Tasso di completamento dell’istruzione secondaria superiore per paese

Fonte dei dati: World Bank WDI 2015-2024Unità: % of pop. 25+Direzione: Più alto meglio

Commento

Paesi notevoli

Il Turkmenistan guida la classifica con un tasso di conseguimento dell’istruzione secondaria superiore del 98,38% tra le persone di 25 anni e più, seguito da vicino dalla Bielorussia con il 97,89% e dall’Uzbekistan con il 96,84%. All’estremo opposto, il Niger è ultimo con l’1,72%, mentre anche il Ciad (4,56%) e il Burkina Faso (5,16%) registrano valori estremamente bassi. Una sorpresa notevole è che gli Stati Uniti compaiono nella top 10 mondiale con il 91,62%, mentre la bottom 10 è composta interamente da paesi africani.

Tendenze regionali

L’Europa ha la media continentale più alta, pari al 77,07%, nettamente davanti a tutte le altre regioni.
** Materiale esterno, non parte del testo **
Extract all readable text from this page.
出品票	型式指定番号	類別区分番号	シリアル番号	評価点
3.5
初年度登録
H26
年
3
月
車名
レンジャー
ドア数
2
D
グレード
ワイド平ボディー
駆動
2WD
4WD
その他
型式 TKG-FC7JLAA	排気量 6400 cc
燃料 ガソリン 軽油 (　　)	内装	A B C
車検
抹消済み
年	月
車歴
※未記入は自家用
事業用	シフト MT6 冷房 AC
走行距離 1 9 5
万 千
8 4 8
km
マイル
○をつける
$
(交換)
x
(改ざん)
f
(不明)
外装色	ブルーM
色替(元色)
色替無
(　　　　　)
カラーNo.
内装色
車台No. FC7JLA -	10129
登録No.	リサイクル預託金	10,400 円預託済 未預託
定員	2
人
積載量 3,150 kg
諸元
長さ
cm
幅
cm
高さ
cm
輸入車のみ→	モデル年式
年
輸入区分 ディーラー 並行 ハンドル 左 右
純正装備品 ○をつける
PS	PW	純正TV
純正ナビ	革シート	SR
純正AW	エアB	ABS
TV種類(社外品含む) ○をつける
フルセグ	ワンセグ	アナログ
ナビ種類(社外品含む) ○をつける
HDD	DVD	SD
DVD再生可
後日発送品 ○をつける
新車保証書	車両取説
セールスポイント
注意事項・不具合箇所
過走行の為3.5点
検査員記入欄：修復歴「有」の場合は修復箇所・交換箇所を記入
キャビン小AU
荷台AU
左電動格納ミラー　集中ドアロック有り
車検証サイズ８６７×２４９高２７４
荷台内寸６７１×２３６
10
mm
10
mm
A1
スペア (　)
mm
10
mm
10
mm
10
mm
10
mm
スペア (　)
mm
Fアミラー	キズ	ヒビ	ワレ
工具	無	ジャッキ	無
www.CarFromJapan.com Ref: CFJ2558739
L’Asia è al secondo posto con il 53,28%, mentre il Sud America (50,7%) e il Nord America (49,7%) si collocano vicino alla media globale del 49,11. L’Oceania è leggermente più bassa, al 45,5%, e l’Africa resta molto indietro rispetto al resto con il 21,32%, indicando il divario regionale più ampio nei livelli di istruzione.

Fonte dei dati

I dati provengono dagli World Development Indicators (WDI) della Banca Mondiale per il periodo 2015-2024 e sono misurati come percentuale della popolazione di 25 anni e più che ha conseguito un’istruzione secondaria superiore. La copertura include 173 paesi. I confronti vanno letti tenendo presente che non tutti i paesi sono inclusi nel dataset.

Interpretazione

Poiché un valore più alto è migliore, valori elevati indicano che una larga quota di adulti ha completato l’istruzione secondaria superiore, il che in genere segnala un accesso più ampio alla scolarizzazione e risultati educativi più solidi. Valori bassi mostrano che il completamento della secondaria superiore resta limitato tra la popolazione adulta. Nel complesso, i dati evidenziano fortissime disuguaglianze tra paesi e regioni: alcuni paesi sono vicini alla piena scolarizzazione, mentre altri restano in cifre singole.